Gesund leben. Sich bewegen, geistig und sozial aktiv sein. Im mittleren Alter ist das schlechte Hören ein sehr großer Risikofaktor. Es steigert das Risiko an einer Demenz zu erkranken um fast 8 Prozent. Da empfehlen sich frühzeitig Hörgeräte um vorzubeugen. Ich mit meinen 43 Jahren trage selber zwei. Wer systematisch vorsorglich etwas tun möchte: Die Kollegen der Psychiatrie an der Uniklinik Köln haben das erste Präventionszentrum für Demenz in Deutschland gegründet. Hier können sich Menschen speziell beraten, in Info-Listen einschreiben, sich testen lassen und an eventuell passenden Studien teilnehmen.
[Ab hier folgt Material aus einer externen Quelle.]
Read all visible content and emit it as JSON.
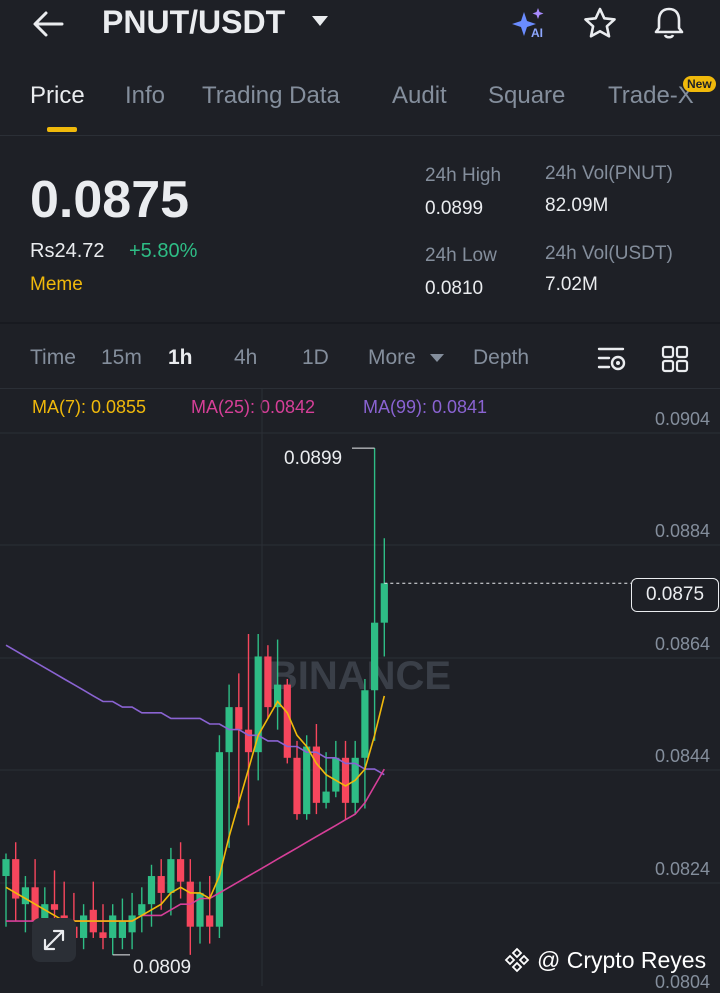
{
  "header": {
    "pair": "PNUT/USDT",
    "ai_label": "AI"
  },
  "tabs": [
    {
      "label": "Price"
    },
    {
      "label": "Info"
    },
    {
      "label": "Trading Data"
    },
    {
      "label": "Audit"
    },
    {
      "label": "Square"
    },
    {
      "label": "Trade-X"
    }
  ],
  "new_badge": "New",
  "ticker": {
    "price": "0.0875",
    "fiat": "Rs24.72",
    "change": "+5.80%",
    "tag": "Meme"
  },
  "stats": [
    {
      "label": "24h High",
      "value": "0.0899"
    },
    {
      "label": "24h Vol(PNUT)",
      "value": "82.09M"
    },
    {
      "label": "24h Low",
      "value": "0.0810"
    },
    {
      "label": "24h Vol(USDT)",
      "value": "7.02M"
    }
  ],
  "timeframes": [
    {
      "label": "Time"
    },
    {
      "label": "15m"
    },
    {
      "label": "1h"
    },
    {
      "label": "4h"
    },
    {
      "label": "1D"
    },
    {
      "label": "More"
    },
    {
      "label": "Depth"
    }
  ],
  "ma_legend": [
    {
      "label": "MA(7): 0.0855",
      "color": "#f0b90b"
    },
    {
      "label": "MA(25): 0.0842",
      "color": "#d63f98"
    },
    {
      "label": "MA(99): 0.0841",
      "color": "#8a63d2"
    }
  ],
  "chart_data": {
    "type": "candlestick",
    "timeframe": "1h",
    "y_ticks": [
      "0.0904",
      "0.0884",
      "0.0864",
      "0.0844",
      "0.0824",
      "0.0804"
    ],
    "ylim": [
      0.0804,
      0.0904
    ],
    "last_price": "0.0875",
    "high_label": "0.0899",
    "low_label": "0.0809",
    "candles": [
      {
        "o": 0.0823,
        "h": 0.0827,
        "l": 0.0814,
        "c": 0.0826
      },
      {
        "o": 0.0826,
        "h": 0.0829,
        "l": 0.0815,
        "c": 0.0819
      },
      {
        "o": 0.0818,
        "h": 0.0823,
        "l": 0.0813,
        "c": 0.0821
      },
      {
        "o": 0.0821,
        "h": 0.0826,
        "l": 0.0812,
        "c": 0.0815
      },
      {
        "o": 0.0815,
        "h": 0.0821,
        "l": 0.0811,
        "c": 0.0818
      },
      {
        "o": 0.0818,
        "h": 0.0824,
        "l": 0.0813,
        "c": 0.0817
      },
      {
        "o": 0.0816,
        "h": 0.0822,
        "l": 0.0811,
        "c": 0.0814
      },
      {
        "o": 0.0814,
        "h": 0.082,
        "l": 0.0811,
        "c": 0.0812
      },
      {
        "o": 0.0812,
        "h": 0.0818,
        "l": 0.081,
        "c": 0.0816
      },
      {
        "o": 0.0817,
        "h": 0.0822,
        "l": 0.0812,
        "c": 0.0813
      },
      {
        "o": 0.0813,
        "h": 0.0818,
        "l": 0.081,
        "c": 0.0812
      },
      {
        "o": 0.0812,
        "h": 0.0818,
        "l": 0.0809,
        "c": 0.0816
      },
      {
        "o": 0.0812,
        "h": 0.0819,
        "l": 0.081,
        "c": 0.0815
      },
      {
        "o": 0.0813,
        "h": 0.082,
        "l": 0.081,
        "c": 0.0816
      },
      {
        "o": 0.0816,
        "h": 0.0821,
        "l": 0.0813,
        "c": 0.0818
      },
      {
        "o": 0.0818,
        "h": 0.0825,
        "l": 0.0814,
        "c": 0.0823
      },
      {
        "o": 0.0823,
        "h": 0.0826,
        "l": 0.0817,
        "c": 0.082
      },
      {
        "o": 0.082,
        "h": 0.0828,
        "l": 0.0816,
        "c": 0.0826
      },
      {
        "o": 0.0826,
        "h": 0.0829,
        "l": 0.0819,
        "c": 0.0822
      },
      {
        "o": 0.0822,
        "h": 0.0826,
        "l": 0.0809,
        "c": 0.0814
      },
      {
        "o": 0.0814,
        "h": 0.0822,
        "l": 0.0811,
        "c": 0.082
      },
      {
        "o": 0.0816,
        "h": 0.0823,
        "l": 0.0811,
        "c": 0.0814
      },
      {
        "o": 0.0814,
        "h": 0.0848,
        "l": 0.0812,
        "c": 0.0845
      },
      {
        "o": 0.0845,
        "h": 0.0857,
        "l": 0.0828,
        "c": 0.0853
      },
      {
        "o": 0.0853,
        "h": 0.0859,
        "l": 0.0835,
        "c": 0.0849
      },
      {
        "o": 0.0849,
        "h": 0.0866,
        "l": 0.0832,
        "c": 0.0845
      },
      {
        "o": 0.0845,
        "h": 0.0866,
        "l": 0.084,
        "c": 0.0862
      },
      {
        "o": 0.0862,
        "h": 0.0864,
        "l": 0.0851,
        "c": 0.0853
      },
      {
        "o": 0.0853,
        "h": 0.0865,
        "l": 0.0849,
        "c": 0.0857
      },
      {
        "o": 0.0857,
        "h": 0.0858,
        "l": 0.0843,
        "c": 0.0844
      },
      {
        "o": 0.0844,
        "h": 0.0847,
        "l": 0.0833,
        "c": 0.0834
      },
      {
        "o": 0.0834,
        "h": 0.0848,
        "l": 0.0833,
        "c": 0.0846
      },
      {
        "o": 0.0846,
        "h": 0.085,
        "l": 0.0834,
        "c": 0.0836
      },
      {
        "o": 0.0836,
        "h": 0.0845,
        "l": 0.0835,
        "c": 0.0838
      },
      {
        "o": 0.0838,
        "h": 0.0847,
        "l": 0.0837,
        "c": 0.0844
      },
      {
        "o": 0.0844,
        "h": 0.0847,
        "l": 0.0833,
        "c": 0.0836
      },
      {
        "o": 0.0836,
        "h": 0.0847,
        "l": 0.0834,
        "c": 0.0844
      },
      {
        "o": 0.0844,
        "h": 0.0858,
        "l": 0.0835,
        "c": 0.0856
      },
      {
        "o": 0.0856,
        "h": 0.0899,
        "l": 0.0847,
        "c": 0.0868
      },
      {
        "o": 0.0868,
        "h": 0.0883,
        "l": 0.0862,
        "c": 0.0875
      }
    ],
    "ma7": [
      0.0821,
      0.082,
      0.0819,
      0.0818,
      0.0817,
      0.0816,
      0.0815,
      0.0815,
      0.0815,
      0.0815,
      0.0815,
      0.0815,
      0.0815,
      0.0815,
      0.0816,
      0.0817,
      0.0818,
      0.082,
      0.0821,
      0.082,
      0.082,
      0.0819,
      0.0823,
      0.083,
      0.0836,
      0.0842,
      0.0848,
      0.0851,
      0.0854,
      0.0852,
      0.0848,
      0.0846,
      0.0843,
      0.0841,
      0.084,
      0.0839,
      0.084,
      0.0842,
      0.0848,
      0.0855
    ],
    "ma25": [
      0.0815,
      0.0815,
      0.0815,
      0.0815,
      0.0815,
      0.0815,
      0.0815,
      0.0815,
      0.0815,
      0.0815,
      0.0815,
      0.0815,
      0.0815,
      0.0815,
      0.0816,
      0.0816,
      0.0816,
      0.0817,
      0.0818,
      0.0818,
      0.0819,
      0.0819,
      0.082,
      0.0821,
      0.0822,
      0.0823,
      0.0824,
      0.0825,
      0.0826,
      0.0827,
      0.0828,
      0.0829,
      0.083,
      0.0831,
      0.0832,
      0.0833,
      0.0834,
      0.0836,
      0.0839,
      0.0842
    ],
    "ma99": [
      0.0864,
      0.0863,
      0.0862,
      0.0861,
      0.086,
      0.0859,
      0.0858,
      0.0857,
      0.0856,
      0.0855,
      0.0854,
      0.0854,
      0.0853,
      0.0853,
      0.0852,
      0.0852,
      0.0852,
      0.0851,
      0.0851,
      0.0851,
      0.0851,
      0.085,
      0.085,
      0.0849,
      0.0849,
      0.0848,
      0.0848,
      0.0847,
      0.0847,
      0.0846,
      0.0846,
      0.0845,
      0.0845,
      0.0844,
      0.0844,
      0.0843,
      0.0843,
      0.0842,
      0.0842,
      0.0841
    ],
    "watermark": "BINANCE"
  },
  "colors": {
    "up": "#2ebd85",
    "down": "#f6465d",
    "accent": "#f0b90b"
  },
  "footer": {
    "watermark": "@ Crypto Reyes"
  },
  "icons": [
    "back-arrow-icon",
    "dropdown-caret-icon",
    "ai-sparkle-icon",
    "star-icon",
    "bell-icon",
    "chart-settings-icon",
    "grid-layout-icon",
    "expand-icon",
    "binance-logo-icon"
  ]
}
Wir vermuten sehr stark, dass man größere therapeutische Effekte erzielen kann, wenn man in einer frühen Phase möglichst noch vor Ausbruch der Demenz interveniert, gerade nicht-medikamentös. Schon ein sechswöchiges Training kann das Gehirn positiv verändern, zeigte ein Versuch mit einer Art Gesellschaftsspielen. Auch Meditation kann zur Besserung beitragen. Die entsprechende Studie wurde gerade abgeschlossen.

Formen der Demenz

1) Lewy-Körperchen-Variante

Die Lewy-Körperchen-Variante ist eine Kombination aus Demenz und Parkinson, die eher jüngere Senioren trifft. Sie zeigt andere spezielle Schrumpfungsmuster im Gehirn und Betroffene haben häufig schon sehr früh Halluzinationen und Phasen von Abwesenheit.

2) Vaskuläre Demenz

Bei der Vaskulären Demenz sieht man im MRT Mikro-Durchblutungsstörungen als größere weiße Flecken, sie sind Folge von Mini-Schlaganfällen. Sie müssen schon ein gewisses Ausmaß haben, um demenztypische Ausfälle zu bewirken. Gründe der weißen Flecken können ein schlecht eingestellter Blutdruck, Diabetes, starkes Rauchen sein. Insofern können Betroffene selber dazu beitragen, dass diese Form nicht fortschreitet.

3) Korsakow-Syndrom

Das gilt auch für das Korsakow-Syndrom, eine alkoholbedingte Demenz. Letztendlich ist Alkohol ein Nervengift, das zu viel, zu lange, zu häufig konsumiert zu Schrumpfungen in bestimmten Hirnarealen führt. Ein Glas Wein mag gut fürs Herz sein, fürs Gehirn ist dies der Alkohol nie. Obschon auch das seelische Vergnügen am geselligen, genussvollen Konsum ein gewisser Nutzen sein kann.

4) Altershirndruck

Ab 60, 70 Jahren ist der sog. Altershirndruck noch eine relevante Ursache für eine Gedächtnisstörung, wobei es sich aber nicht um eine Demenz handelt. Dabei ist zu viel Nervenwasser im Kopf. Wenn sich die flüssigkeitsgefüllten Räume erweitern, entsteht eine Druckerhöhung. Das passiert hauptsächlich im Schlaf. Ein Altershirndruck wird mittels testweiser Punktion von 30 bis 40 ml Hirnwasser festgestellt. Wenn sich die Symptome hierdurch bessern, setzt der Neurochirurg einen sog. Shunt, einen feinen Schlauch, ein, der kontinuierlich Nervenwasser ableitet. Dann kann sich das Gedächtnis wieder bessern.

5) LATE

Und bei sehr alten Menschen, die sich verhalten, als hätten sie Alzheimer, ohne dass im Nervenwasser die sonst sicheren Belege hierfür zu finden sind, gibt es eine ganz neu entdeckte Form, abgekürzt LATE. Das Wissen hierüber ändert in der Akutsituation der Betroffenen nichts, es macht aber z.B. keinen Sinn diese Menschen mit Alzheimer-Medikamenten zu behandeln und Angehörige können ihren Umgang mit diesem Menschen entsprechend anpassen.